Sharp bends, wild nature and seductive fairies….

….along a 20km “twisted” route, from Myrdal, 867m above sea level on the Hardangervidda plateau, snaking down to Aurlandsfjord, in the valley of Flam. A thrilling journey along one of the steepest regular rail tracks in the world.

We arrived from Oslo at 13:00, after a magnificent ride with the Bergen Railway (have a look at this post) and left Myrdal at 13:25 with the Flam train, which branches off the main route from Oslo to Bergen.

Online seat reservation for this small, cute train (if I remember well it had a wood interior) had not been possible and there were too many people waiting to board. I managed to get a window seat though, which was not really necessary, as we were all standing most of the time, trying to get a good shot. The speed limit is 30km/h when descending, but it did go even slower than that, which would have been ideal for taking photos, had it not been so crowded.

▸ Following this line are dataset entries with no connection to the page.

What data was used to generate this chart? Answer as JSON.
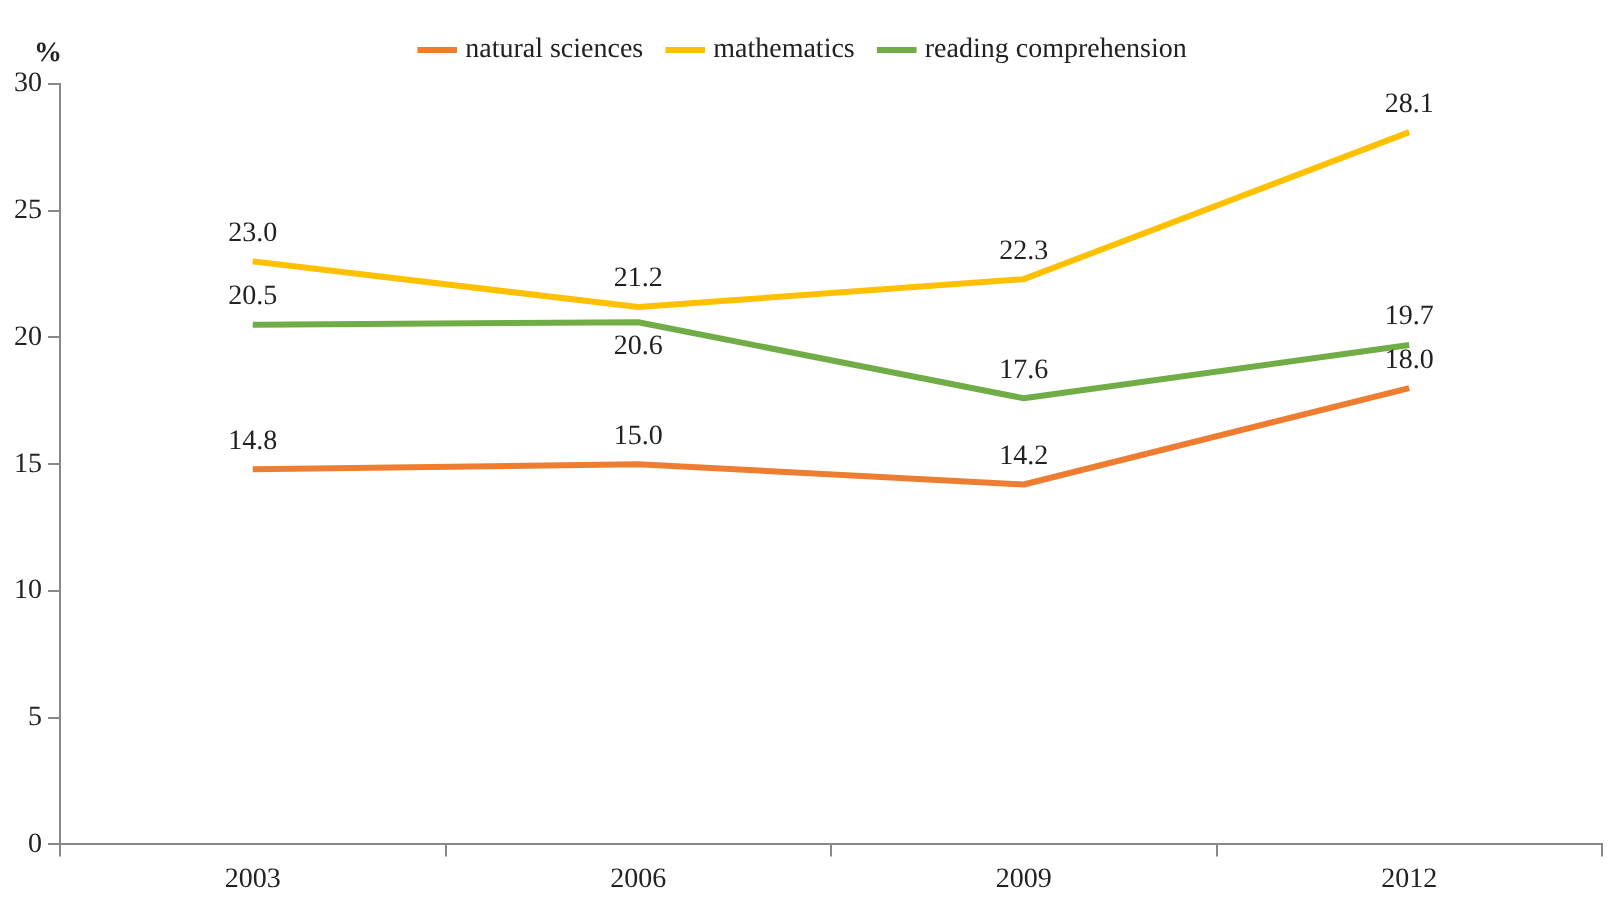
{
  "chart_data": {
    "type": "line",
    "ylabel": "%",
    "categories": [
      "2003",
      "2006",
      "2009",
      "2012"
    ],
    "series": [
      {
        "name": "natural sciences",
        "color": "#ed7d31",
        "values": [
          14.8,
          15.0,
          14.2,
          18.0
        ],
        "value_labels": [
          "14.8",
          "15.0",
          "14.2",
          "18.0"
        ]
      },
      {
        "name": "mathematics",
        "color": "#ffc000",
        "values": [
          23.0,
          21.2,
          22.3,
          28.1
        ],
        "value_labels": [
          "23.0",
          "21.2",
          "22.3",
          "28.1"
        ]
      },
      {
        "name": "reading comprehension",
        "color": "#70ad47",
        "values": [
          20.5,
          20.6,
          17.6,
          19.7
        ],
        "value_labels": [
          "20.5",
          "20.6",
          "17.6",
          "19.7"
        ]
      }
    ],
    "ylim": [
      0,
      30
    ],
    "yticks": [
      0,
      5,
      10,
      15,
      20,
      25,
      30
    ],
    "grid": false,
    "legend": "top",
    "marker": "none",
    "line_style": "solid"
  }
}
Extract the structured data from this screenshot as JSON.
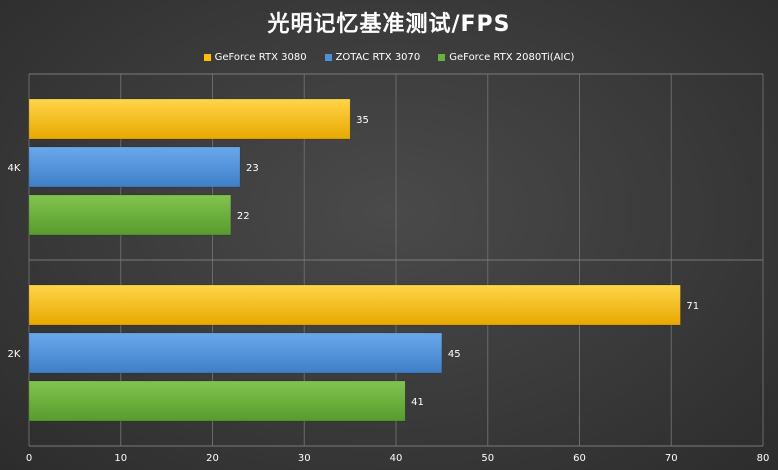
{
  "chart_data": {
    "type": "bar",
    "orientation": "horizontal",
    "title": "光明记忆基准测试/FPS",
    "categories": [
      "4K",
      "2K"
    ],
    "series": [
      {
        "name": "GeForce RTX 3080",
        "color": "#ffc000",
        "values": [
          35,
          71
        ]
      },
      {
        "name": "ZOTAC RTX 3070",
        "color": "#4e90d8",
        "values": [
          23,
          45
        ]
      },
      {
        "name": "GeForce RTX 2080Ti(AIC)",
        "color": "#6bb03c",
        "values": [
          22,
          41
        ]
      }
    ],
    "xlim": [
      0,
      80
    ],
    "xticks": [
      0,
      10,
      20,
      30,
      40,
      50,
      60,
      70,
      80
    ],
    "grid": true,
    "legend_position": "top"
  }
}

After running through shelters in the area of Myrdal, small tunnels, a big curve and a 900m long tunnel, we stopped at Kjosfossen waterfall (still covered with ice and snow in the middle of May), at an altitude of 670m, just 4km from Myrdal.




The fall is 225m tall, as it continues down into a gorge. A young blonde woman (I read they are students from the Norwegian Ballet school) in a red dress was dancing up on the hill, in the sound of the waterfall and Norwegian music…playing “Huldra”, a fairy that according to a Norwegian legend, haunts the forest and seduces men. You can see a sample of her performance here.

After the stop, we ran through two >1km tunnels and then crossed the Flamselvi (Flam River), followed by many short tunnels (no wonder it took them 20 years to build the line) and a magnificent scenery of steep mountains, snowy peaks, lakes, gorges and waterfalls.


Flamselvi and Rallar Road

The journey continues through one more long tunnel and passes by Rjoandefossen, another main attraction of this trip…but the Japanese tourists are going so crazy with their cameras that it is almost impossible to see anything.

The landscape then gets greener and less wild and dramatic…we will soon be approaching the valley and village of Flam, the port and Aurlandsfjord.

You will find more photos here. That was a spectacular ride, which only cost me 360 NOK (remember to book it directly through the NSB official site, as agencies charge significantly more), less than the meal I had in Oslo the night before. It was the best “dessert” after the Bergen Railway experience…how many wonders had my eyes seen that day…and it was not even 14:30 yet. Thank you Norway!!!! I would have boarded on the train to go uphill now and hike or cycle along the last 20km of the famous Rallar Road, all the way down to Flam again, had I not needed to catch the ferry to Bergen in an hour.